Contemporary photographer Miho Skvrce first created a series of Polaroids titled On the Edges of Reality (2018 – onwards) where he captured a reflection of reality in a blurred glass, by placing it in abandoned sites across the world. Now he continues the work using the same technique, in the Outlines of the Sea Reflections (2023 – onwards). In the Outlines series (unlike in the previous one) he uses color Polaroids, and only captures the sea in the glass reflection. He photographs in-between spaces, exploring the invisible in the visible. The process of labeling is silent. In photographic images, ontological plans are intertwined. Refined perception is the process of documenting the atmospheres of mysterious structures. Various outlines and forms of the blue are staged in the depths, distances, voids and infinities. It is a metaphysical work-in-progress that encodes a multilayered perception. Scenes are created of reflections of a world depicted as an area of pacifism and primordial power/softness of spirit. An entire universal expanse of peace is delineated here.

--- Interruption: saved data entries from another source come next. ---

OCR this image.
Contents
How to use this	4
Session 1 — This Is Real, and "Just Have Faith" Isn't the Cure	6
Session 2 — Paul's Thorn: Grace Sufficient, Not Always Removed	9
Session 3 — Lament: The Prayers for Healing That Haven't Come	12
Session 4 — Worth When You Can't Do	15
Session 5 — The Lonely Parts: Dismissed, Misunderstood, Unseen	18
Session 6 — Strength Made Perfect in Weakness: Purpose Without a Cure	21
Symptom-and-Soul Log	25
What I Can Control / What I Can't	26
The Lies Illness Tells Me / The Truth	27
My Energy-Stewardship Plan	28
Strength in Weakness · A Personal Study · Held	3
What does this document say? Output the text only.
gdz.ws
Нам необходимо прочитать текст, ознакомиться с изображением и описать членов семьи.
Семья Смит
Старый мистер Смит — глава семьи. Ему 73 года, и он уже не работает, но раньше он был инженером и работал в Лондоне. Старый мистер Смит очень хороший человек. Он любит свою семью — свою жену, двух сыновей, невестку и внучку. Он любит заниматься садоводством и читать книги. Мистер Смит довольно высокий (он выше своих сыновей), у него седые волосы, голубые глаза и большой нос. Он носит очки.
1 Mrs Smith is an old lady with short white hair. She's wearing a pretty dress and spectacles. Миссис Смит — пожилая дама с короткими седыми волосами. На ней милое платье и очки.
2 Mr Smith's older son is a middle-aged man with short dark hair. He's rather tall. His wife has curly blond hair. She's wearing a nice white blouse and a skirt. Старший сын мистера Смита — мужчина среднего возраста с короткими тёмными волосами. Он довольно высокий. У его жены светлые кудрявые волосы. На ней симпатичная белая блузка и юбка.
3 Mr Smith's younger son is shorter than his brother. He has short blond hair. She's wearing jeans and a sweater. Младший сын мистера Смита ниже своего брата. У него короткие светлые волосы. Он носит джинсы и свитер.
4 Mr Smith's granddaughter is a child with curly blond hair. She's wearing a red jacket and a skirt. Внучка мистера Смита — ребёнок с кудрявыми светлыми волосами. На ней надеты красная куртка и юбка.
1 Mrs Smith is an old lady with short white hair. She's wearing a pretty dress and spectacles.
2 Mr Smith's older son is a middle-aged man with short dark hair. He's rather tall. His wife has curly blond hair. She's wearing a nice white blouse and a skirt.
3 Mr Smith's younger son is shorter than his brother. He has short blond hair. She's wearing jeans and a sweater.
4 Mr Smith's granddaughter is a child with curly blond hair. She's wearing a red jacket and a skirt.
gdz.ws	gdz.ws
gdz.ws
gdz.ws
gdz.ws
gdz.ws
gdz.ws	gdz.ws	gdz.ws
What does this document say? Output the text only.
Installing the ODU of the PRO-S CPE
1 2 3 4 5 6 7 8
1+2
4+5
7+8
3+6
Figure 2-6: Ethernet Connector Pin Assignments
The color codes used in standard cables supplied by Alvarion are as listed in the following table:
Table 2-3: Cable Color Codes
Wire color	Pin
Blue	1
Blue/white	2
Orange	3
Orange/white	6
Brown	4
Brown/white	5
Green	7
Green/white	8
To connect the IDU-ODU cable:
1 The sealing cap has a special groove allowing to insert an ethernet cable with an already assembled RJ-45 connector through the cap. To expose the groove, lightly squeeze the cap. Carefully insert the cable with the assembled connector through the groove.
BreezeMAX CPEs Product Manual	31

Skvrce’s works are reduced to a surface state that has its specific aesthetic and spiritual level. They establish a gentle but keen gaze into the symbolism of blue. Blue is also the least material color: in nature it is usually depicted as if it were made of transparency, that is, of accumulated emptiness, emptiness of air, water, crystals, or diamonds. The void is accurate, clean and cold. [...] Being immaterial in itself, the blue color dematerializes everything that gets caught in it. It is the road to infinity, where the real transforms into the imaginary. [...] The color blue is not of this world: it points to the notion of a peaceful and sublime eternity...[1]

A sophisticated and sacred silence is created. It is always present in the human being, in the world and the cosmos; it is always marked.

Spiritual maps are drawn up: Skvrce creates a map of the world by encoding the vastness of the spirit. Light is the vigilance of the human being and as such is presented in polaroids. Aestheticized blue and azure atmospheres are recorded as evidence and documents of the depths of an interior existence. Awareness of the paths of desire is self-realization. Self-knowledge is the beginning of meditation.[2] These are meditative scenes that immediately develop as the codes of 'meditation in blue'. The world is seen as a dead noise, abolished error, murdered darkness. The features of Zen are there: spontaneity, simplicity, calmness and solitude. Scenes are spaces in which we discover levels of perception and come to realizations. The mind is capable of freeing itself from the conditioning of any kind, and only then is it free to discover what lies beyond the realm of thought (Krishnamurti). It is about the universal essence of being, it is about openness to the cosmic position in the reflection of infinity. Proper thinking comes with self-knowledge. Without understanding yourself, you have no basis for thought; without self-knowledge what you think is not truthful.[3] Merlau-Ponty says that philosophy is not a reflection of some previous truth, but an art, an opening of truth. Truth in the reflection of the color of wisdom and eternity is depicted in the work of Miho Skvrca. Truth can never wither because it can live in every thought, in every relationship, in every word, in every gesture, in every smile, in every tear. And if you and I can find that – living itself means finding it – then we are not going to become propagandists, we're going to be creative human beings – not perfect human beings, but creative ones, which is a very different thing.[4] Skvrce creates threads of the absolute; with a subtle handwriting he captures a gentle insight into the very essence of things. ... Even in the finality of survival and its limitations and external necessity, the spirit cannot find an immediate scene and enjoy its true freedom, so it is compelled to fulfill the need for this freedom on a different, higher plane. That plane is art, and the ideal is its reality.[5]